Et puis il y a la radio. Ces dernières années, la radio parlée de Radio-Canada était devenue ma bande-son, sept jours sur sept. Les Christiane Charette, Pierre Maisonneuve, Yanick Villedieu, Jacques Languirand, Jacques Bertrand (Ah! regrettée Macadam Tribus), Le Bigot et compagnie... se relayaient pour me tenir compagnie justement. Or, un petit tour de passe-passe technologique associant iPod, connexion Wi-Fi, station d’accueil ainsi qu’une petite application gratuite me permet d’écouter la radio par Internet exactement comme si c’était une banale radio FM -- car je déteste écouter la radio sur un ordinateur!

Si on ajoute à cela la lecture quotidienne de Cyberpresse sur mon iPod, on peut dire que j’ai reconstitué à Chicago mon univers informationnel, social et linguistique montréalais.
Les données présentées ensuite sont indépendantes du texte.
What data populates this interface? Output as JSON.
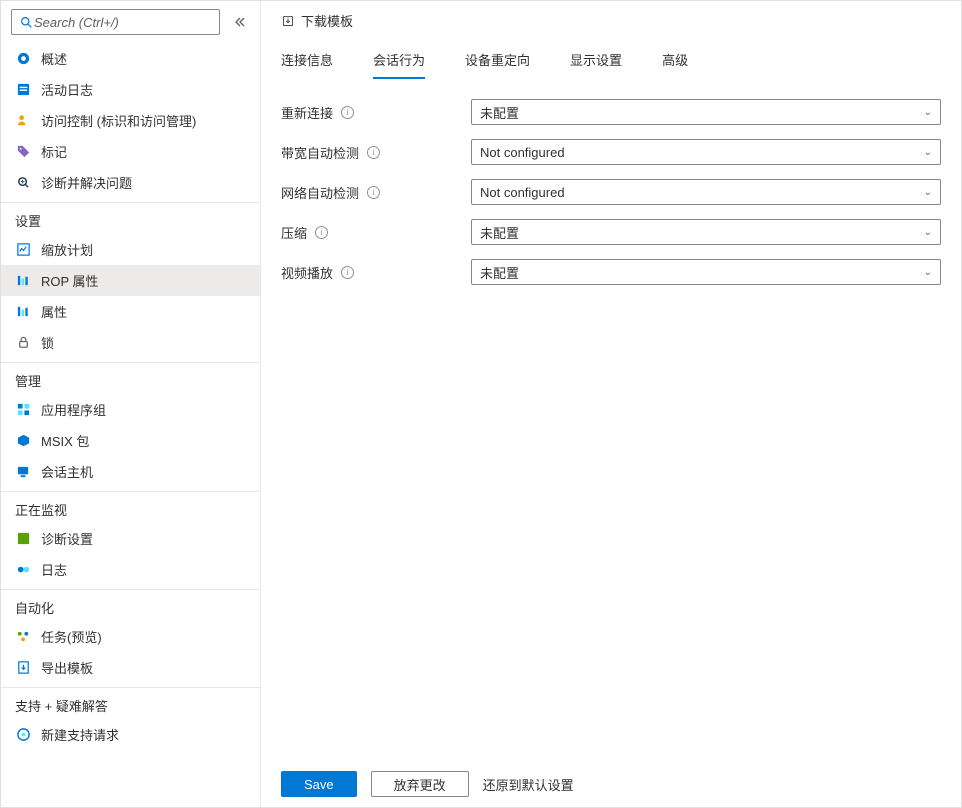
{
  "search": {
    "placeholder": "Search (Ctrl+/)"
  },
  "sidebar": {
    "items": [
      {
        "icon": "overview",
        "label": "概述"
      },
      {
        "icon": "log",
        "label": "活动日志"
      },
      {
        "icon": "access",
        "label": "访问控制 (标识和访问管理)"
      },
      {
        "icon": "tag",
        "label": "标记"
      },
      {
        "icon": "diagnose",
        "label": "诊断并解决问题"
      }
    ],
    "sections": {
      "settings": {
        "title": "设置",
        "items": [
          {
            "icon": "scaling",
            "label": "缩放计划"
          },
          {
            "icon": "rdp",
            "label": "ROP 属性",
            "selected": true
          },
          {
            "icon": "props",
            "label": "属性"
          },
          {
            "icon": "lock",
            "label": "锁"
          }
        ]
      },
      "manage": {
        "title": "管理",
        "items": [
          {
            "icon": "appgroup",
            "label": "应用程序组"
          },
          {
            "icon": "msix",
            "label": "MSIX 包"
          },
          {
            "icon": "session",
            "label": "会话主机"
          }
        ]
      },
      "monitor": {
        "title": "正在监视",
        "items": [
          {
            "icon": "diag",
            "label": "诊断设置"
          },
          {
            "icon": "logs",
            "label": "日志"
          }
        ]
      },
      "automation": {
        "title": "自动化",
        "items": [
          {
            "icon": "tasks",
            "label": "任务(预览)"
          },
          {
            "icon": "export",
            "label": "导出模板"
          }
        ]
      },
      "support": {
        "title": "支持 + 疑难解答",
        "items": [
          {
            "icon": "support",
            "label": "新建支持请求"
          }
        ]
      }
    }
  },
  "toolbar": {
    "download": "下载模板"
  },
  "tabs": {
    "connection": "连接信息",
    "session": "会话行为",
    "device": "设备重定向",
    "display": "显示设置",
    "advanced": "高级"
  },
  "form": {
    "rows": [
      {
        "label": "重新连接",
        "value": "未配置"
      },
      {
        "label": "带宽自动检测",
        "value": "Not configured"
      },
      {
        "label": "网络自动检测",
        "value": "Not configured"
      },
      {
        "label": "压缩",
        "value": "未配置"
      },
      {
        "label": "视频播放",
        "value": "未配置"
      }
    ]
  },
  "footer": {
    "save": "Save",
    "discard": "放弃更改",
    "restore": "还原到默认设置"
  }
}
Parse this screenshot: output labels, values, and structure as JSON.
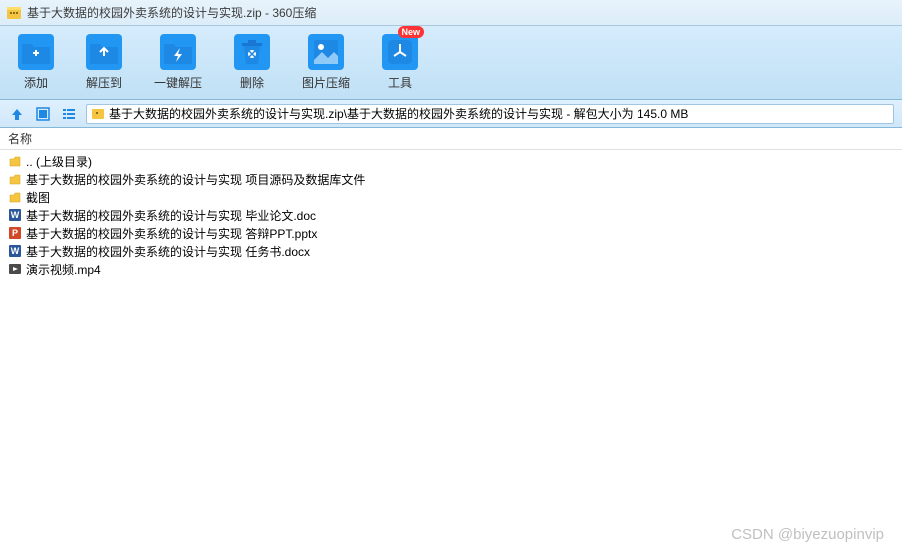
{
  "titlebar": {
    "title": "基于大数据的校园外卖系统的设计与实现.zip - 360压缩"
  },
  "toolbar": {
    "add": "添加",
    "extract": "解压到",
    "oneclick": "一键解压",
    "delete": "删除",
    "imgcompress": "图片压缩",
    "tools": "工具",
    "badge": "New"
  },
  "pathbar": {
    "text": "基于大数据的校园外卖系统的设计与实现.zip\\基于大数据的校园外卖系统的设计与实现 - 解包大小为 145.0 MB"
  },
  "header": {
    "name": "名称"
  },
  "files": [
    {
      "name": ".. (上级目录)",
      "type": "up"
    },
    {
      "name": "基于大数据的校园外卖系统的设计与实现 项目源码及数据库文件",
      "type": "folder"
    },
    {
      "name": "截图",
      "type": "folder"
    },
    {
      "name": "基于大数据的校园外卖系统的设计与实现 毕业论文.doc",
      "type": "word"
    },
    {
      "name": "基于大数据的校园外卖系统的设计与实现 答辩PPT.pptx",
      "type": "ppt"
    },
    {
      "name": "基于大数据的校园外卖系统的设计与实现 任务书.docx",
      "type": "word"
    },
    {
      "name": "演示视频.mp4",
      "type": "video"
    }
  ],
  "watermark": "CSDN @biyezuopinvip"
}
Plus encore, c’est tout mon petit monde que j’ai transporté avec moi, si l’on inclut également la bouilloire, le thé, et jusqu’à certains aliments que je suis parvenu à retrouver ici me permettant de déguster tous les matins la réplique exacte de mon petit déjeûner québécois. Bien sûr tout cela n’est possible que dans la mesure où Montréal et Chicago sont deux villes, sinon tout à fait voisines, du moins très proches puisqu’elles appartiennent au même ensemble géographique, économique et culturel. Cela aurait été plus difficile si j’avais déménagé à Rio, Dakar, ou New Delhi. Quoique. Avec Ikéa, la génération mobile n’a plus besoin de déménager ses meubles. Elle peut reproduire à peu de choses près son intérieur n’importe où sur le globe. Ça change un peu les termes de l’exil. Et mon trajet quotidien en autobus est plus qu’un déplacement local d’un point A à un point B de Chicago. C’est un sas entre deux mondes : celui que j’ai apporté avec moi et celui auquel je tarde encore à m’abandonner. Comme quand on a encore pied et qu’on hésite à nager.